12" Christmas Block Swaps Layout

I've switched my focus for the Christmas Block Swap this month. I've been seeing how some folks are in the group and get one style of block and make such lovely pieces. My choices are to do sampler quilts, which means that each block is entirely different and the thing that ties them all together is the holiday theme.


The diversity, for me, is like working with the twists and turns of my own life. Here is my wonky house block with a few additions; a tree, a smoke stack and a Cardinal for the Cat to focus on. The block is laid out across my bed with the other 15 blocks.


My photos take four at a time, and when I actually get ready to assemble them, the blocks will most likely shift again. Most quilters use some sort of designer board to audition the quilt parts to see how they work together. 

As I put these blocks in four rows of four, the thought came to me about how different we are, even within a family. We can grow up together with the same parents, the same opportunities in the same neighborhoods, schools and places of worship. 

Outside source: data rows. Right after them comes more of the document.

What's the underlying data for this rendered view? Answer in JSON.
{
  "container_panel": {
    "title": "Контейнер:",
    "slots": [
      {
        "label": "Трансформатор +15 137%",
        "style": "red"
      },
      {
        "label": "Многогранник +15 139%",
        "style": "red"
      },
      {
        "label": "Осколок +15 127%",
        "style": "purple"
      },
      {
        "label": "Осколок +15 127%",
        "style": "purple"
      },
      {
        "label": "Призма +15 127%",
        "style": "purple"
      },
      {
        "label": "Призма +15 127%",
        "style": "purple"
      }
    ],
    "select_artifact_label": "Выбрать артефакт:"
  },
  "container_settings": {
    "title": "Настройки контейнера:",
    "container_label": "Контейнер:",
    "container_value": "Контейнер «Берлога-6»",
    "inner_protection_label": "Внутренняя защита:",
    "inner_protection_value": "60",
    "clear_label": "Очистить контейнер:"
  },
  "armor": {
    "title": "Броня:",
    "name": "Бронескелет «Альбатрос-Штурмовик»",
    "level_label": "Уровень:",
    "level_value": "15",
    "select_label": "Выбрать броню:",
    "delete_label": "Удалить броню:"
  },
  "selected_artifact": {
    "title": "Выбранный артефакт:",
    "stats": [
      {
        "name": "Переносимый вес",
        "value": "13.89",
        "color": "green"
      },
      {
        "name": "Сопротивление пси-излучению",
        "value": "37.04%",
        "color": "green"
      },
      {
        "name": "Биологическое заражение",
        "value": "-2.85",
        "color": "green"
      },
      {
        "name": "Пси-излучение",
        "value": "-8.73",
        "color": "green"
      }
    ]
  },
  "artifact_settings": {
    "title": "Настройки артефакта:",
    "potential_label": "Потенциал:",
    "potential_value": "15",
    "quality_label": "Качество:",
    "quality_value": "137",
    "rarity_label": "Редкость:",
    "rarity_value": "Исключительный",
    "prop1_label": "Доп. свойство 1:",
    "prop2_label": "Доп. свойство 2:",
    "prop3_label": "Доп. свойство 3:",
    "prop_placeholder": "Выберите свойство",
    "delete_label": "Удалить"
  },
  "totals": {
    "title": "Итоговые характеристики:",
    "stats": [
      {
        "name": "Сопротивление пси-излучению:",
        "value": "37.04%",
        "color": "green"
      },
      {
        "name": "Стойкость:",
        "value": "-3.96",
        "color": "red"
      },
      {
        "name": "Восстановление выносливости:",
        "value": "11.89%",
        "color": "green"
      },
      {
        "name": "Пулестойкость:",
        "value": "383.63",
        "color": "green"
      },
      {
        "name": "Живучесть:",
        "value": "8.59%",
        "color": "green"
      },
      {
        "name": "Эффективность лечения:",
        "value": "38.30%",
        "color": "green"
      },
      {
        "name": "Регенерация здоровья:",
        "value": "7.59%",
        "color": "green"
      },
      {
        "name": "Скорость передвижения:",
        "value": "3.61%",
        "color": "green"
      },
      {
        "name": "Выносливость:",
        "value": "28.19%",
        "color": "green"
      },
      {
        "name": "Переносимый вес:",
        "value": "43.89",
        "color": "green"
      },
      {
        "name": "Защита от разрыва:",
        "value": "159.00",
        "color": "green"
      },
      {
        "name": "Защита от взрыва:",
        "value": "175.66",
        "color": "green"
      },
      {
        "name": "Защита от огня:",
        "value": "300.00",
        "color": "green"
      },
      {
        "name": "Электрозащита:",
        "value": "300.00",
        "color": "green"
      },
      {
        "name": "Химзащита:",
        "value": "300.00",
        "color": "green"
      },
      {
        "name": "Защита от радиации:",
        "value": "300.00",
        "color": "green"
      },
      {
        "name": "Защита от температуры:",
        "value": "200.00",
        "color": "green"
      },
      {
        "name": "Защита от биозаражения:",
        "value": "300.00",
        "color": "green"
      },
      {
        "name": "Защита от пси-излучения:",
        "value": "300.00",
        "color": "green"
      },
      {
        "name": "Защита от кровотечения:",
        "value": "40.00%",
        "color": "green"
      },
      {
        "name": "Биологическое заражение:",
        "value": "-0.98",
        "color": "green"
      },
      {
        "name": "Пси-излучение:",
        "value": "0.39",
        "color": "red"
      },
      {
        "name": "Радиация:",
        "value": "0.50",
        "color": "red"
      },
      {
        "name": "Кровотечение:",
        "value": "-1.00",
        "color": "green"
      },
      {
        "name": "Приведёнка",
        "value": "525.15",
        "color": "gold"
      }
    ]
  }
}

Yet, as we grow up, our choices can be incredibly different from each other. What makes these choices might depend upon outside influences. I've often thought that the books we read, even the movies or TV shows we watch help form our preferences socially. Clearly, individual teachers in the same schools can guide the formation of our life paths. With these block swaps, giving each quilter the freedom to chose what style she wants and even the colors makes a profound difference.


Even in families, values that we have as adults serve to highlight our differences even more. Siblings & Cousins who played together as children now provide a backdrop of learning such positive things as tolerance, forgiveness, and more challenging experiences of judgment or resentment. 

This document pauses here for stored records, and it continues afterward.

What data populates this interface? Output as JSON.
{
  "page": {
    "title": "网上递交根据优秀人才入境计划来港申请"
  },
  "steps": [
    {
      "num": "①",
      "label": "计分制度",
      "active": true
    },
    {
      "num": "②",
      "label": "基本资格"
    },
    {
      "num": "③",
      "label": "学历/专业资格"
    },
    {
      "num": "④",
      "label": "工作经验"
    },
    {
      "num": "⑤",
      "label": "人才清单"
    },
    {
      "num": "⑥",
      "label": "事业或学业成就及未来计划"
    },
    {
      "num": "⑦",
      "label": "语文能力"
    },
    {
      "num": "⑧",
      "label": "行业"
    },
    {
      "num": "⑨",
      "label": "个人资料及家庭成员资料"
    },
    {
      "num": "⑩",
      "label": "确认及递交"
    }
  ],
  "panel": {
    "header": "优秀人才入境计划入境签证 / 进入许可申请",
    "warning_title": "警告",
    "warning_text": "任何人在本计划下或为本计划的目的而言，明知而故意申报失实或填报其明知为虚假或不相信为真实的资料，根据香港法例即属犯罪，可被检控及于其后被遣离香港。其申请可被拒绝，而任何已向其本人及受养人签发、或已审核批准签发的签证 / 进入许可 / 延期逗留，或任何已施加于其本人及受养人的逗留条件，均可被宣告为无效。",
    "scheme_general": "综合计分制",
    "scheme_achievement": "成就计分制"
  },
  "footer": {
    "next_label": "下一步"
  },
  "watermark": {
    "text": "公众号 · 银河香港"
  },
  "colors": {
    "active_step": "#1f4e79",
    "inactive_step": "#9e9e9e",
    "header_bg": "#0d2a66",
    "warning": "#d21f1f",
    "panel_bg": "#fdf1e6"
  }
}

And if one is an only child, then it is childhood friendships & later people we date who help define us. As life evolves, we use various coping mechanisms to work with our differences. 

In the end, even with the variety, like a finished quilt, there are things that connect us. Each of my swap partners was in my life for a month before they shipped their blocks off to me. In that month, it was up to us to make a connection in order to help make this project.

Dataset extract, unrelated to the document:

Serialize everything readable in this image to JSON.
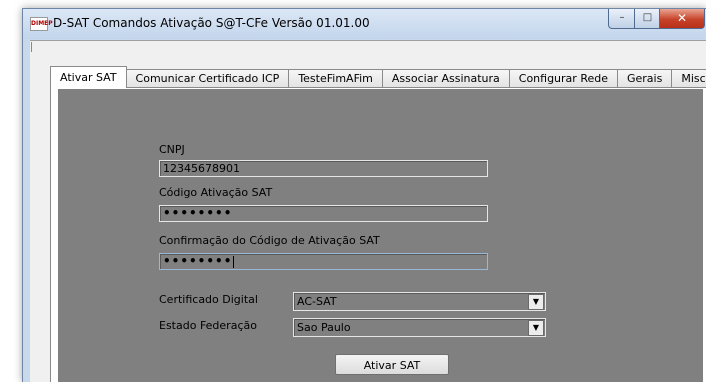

The finish is yet to come with this particular holiday scrap sampler quilt. It needs fabric for sashing that will tie everything together, then borders and a back. As I think about my family made up by blood and by choice, we are really quite separate individuals who are, in spite of the little quirks we have, bound together with a love that cannot be described.  

My next step is to press them and let them rest flat, until the best choices for sashing & corner stone fabrics are located. Its so fun for me to look at and do practice layouts with. And even though it is being made for one family member, it reminds me of all of them, all of us.